For just a split second, Tiana Studebaker hesitated when she saw a man lying on the bottom of the pool.
“I was like, ‘This isn’t my job. Somebody go down there and get him!’” recalls Tiana, a self-assured seventh-grader at Kenowa Hills Middle School. “But nobody was going down, so I went and did it.”
By diving into her apartment complex pool and pulling the unconscious man to the surface, Tiana likely saved his life. Bystanders helped pull him from the pool and revived him with CPR.
Her quick thinking in the July 15 incident won her an Outstanding Youth Award from the Crime Prevention Association of Michigan at its state convention in Traverse City. She also was honored by the City of Walker with its Citizen Life Saving Award, along with Christina Saenz, a resident of Old Orchard Apartments who helped pulled Joseph Habineza out of the pool and administered CPR.
“Without her actions he’d still be at the bottom of the pool probably,” Walker Police Deputy Director Greg Long said of Tiana. “She certainly got the wheels of resuscitation rolling.”
Tiana recently was recognized by Kenowa Hills Middle School for exemplifying its Shared Vision and Code of Conduct.

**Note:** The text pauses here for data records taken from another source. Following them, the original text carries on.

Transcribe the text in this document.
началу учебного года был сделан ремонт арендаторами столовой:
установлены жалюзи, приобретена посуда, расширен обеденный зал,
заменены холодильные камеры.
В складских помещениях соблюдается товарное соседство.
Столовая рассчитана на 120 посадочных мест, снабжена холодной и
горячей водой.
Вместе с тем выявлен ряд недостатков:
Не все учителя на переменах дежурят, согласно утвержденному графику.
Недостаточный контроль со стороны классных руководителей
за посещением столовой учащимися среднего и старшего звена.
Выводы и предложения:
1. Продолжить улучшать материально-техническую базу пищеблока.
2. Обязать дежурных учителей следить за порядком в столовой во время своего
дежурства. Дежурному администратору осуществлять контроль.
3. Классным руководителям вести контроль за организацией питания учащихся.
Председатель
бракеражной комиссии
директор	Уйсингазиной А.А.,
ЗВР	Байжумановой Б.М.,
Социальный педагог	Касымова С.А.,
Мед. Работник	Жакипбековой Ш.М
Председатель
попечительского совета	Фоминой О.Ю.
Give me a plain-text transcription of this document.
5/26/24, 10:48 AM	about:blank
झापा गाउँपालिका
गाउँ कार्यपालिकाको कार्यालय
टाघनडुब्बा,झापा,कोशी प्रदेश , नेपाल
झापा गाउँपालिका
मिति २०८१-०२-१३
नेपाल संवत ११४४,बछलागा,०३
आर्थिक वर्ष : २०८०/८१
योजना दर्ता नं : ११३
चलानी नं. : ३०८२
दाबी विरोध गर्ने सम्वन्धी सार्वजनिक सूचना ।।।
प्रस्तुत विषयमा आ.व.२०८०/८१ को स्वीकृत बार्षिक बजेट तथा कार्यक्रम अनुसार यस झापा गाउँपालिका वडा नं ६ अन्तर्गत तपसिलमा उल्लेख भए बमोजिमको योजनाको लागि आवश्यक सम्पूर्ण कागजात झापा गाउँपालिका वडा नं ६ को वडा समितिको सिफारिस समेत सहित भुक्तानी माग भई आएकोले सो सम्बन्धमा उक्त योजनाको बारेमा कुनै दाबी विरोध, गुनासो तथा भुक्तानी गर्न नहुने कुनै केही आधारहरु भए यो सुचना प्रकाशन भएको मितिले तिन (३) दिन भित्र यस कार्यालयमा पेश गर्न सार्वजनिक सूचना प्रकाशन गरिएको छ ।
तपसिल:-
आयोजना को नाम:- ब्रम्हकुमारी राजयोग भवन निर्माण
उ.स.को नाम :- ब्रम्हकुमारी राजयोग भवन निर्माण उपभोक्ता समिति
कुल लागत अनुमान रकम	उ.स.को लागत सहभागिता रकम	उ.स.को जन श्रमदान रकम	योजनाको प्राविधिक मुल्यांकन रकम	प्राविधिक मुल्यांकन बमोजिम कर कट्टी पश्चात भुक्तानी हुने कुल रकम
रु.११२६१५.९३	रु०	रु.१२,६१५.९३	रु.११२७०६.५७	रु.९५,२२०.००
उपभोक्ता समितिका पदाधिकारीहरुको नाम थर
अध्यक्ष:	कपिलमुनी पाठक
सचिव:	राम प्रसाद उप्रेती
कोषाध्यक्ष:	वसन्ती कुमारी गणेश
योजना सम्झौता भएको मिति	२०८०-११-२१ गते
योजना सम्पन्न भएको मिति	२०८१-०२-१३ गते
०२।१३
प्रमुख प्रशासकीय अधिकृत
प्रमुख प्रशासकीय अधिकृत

Students formulated the vision and code over two weeks of consultations. It was presented at a special assembly, and Principal Joe Haines brought Tiana forward as a prime example of the code’s expectations.
“This young lady’s behavior exhibits all aspects of our Code of Conduct,” said Assistant Principal Abby Wiseman.
Quick Thinking Shaped by Experience
Tiana said her actions were influenced by earlier experiences. When she was 5, a cousin saved her from drowning in a hot tub, she said. On a competitive swim team some years later, she watched as a coach saved a boy who had hit his head on the diving board.
She was swimming along with other residents of Old Orchard Apartments when she saw Habineza, a North Carolina resident visiting a friend, struggling in the water after slipping into the deep end.
“I thought he was just playing around,” she says. But when he lay motionless on the pool’s bottom, she dived in, poked him and realized he wasn’t playing. She surfaced to catch her breath, plunged down again and hauled him up.
After helping to pull him out, Christina Saenz, an off-duty medical assistant, administered CPR with another, unidentified adult. He had revived and was coughing up fluids when Walker Police arrived. The CPR was “scary” and made her cry, Tiana admitted.
An ambulance transported him to a hospital. After his release he visited Tiana’s apartment, bearing thanks and a gift of groceries.
What gave her the bravery to act where other 12-year-olds might have freaked out? Tiana answers as quickly as she dived in: “I didn’t think about it. I just did it.”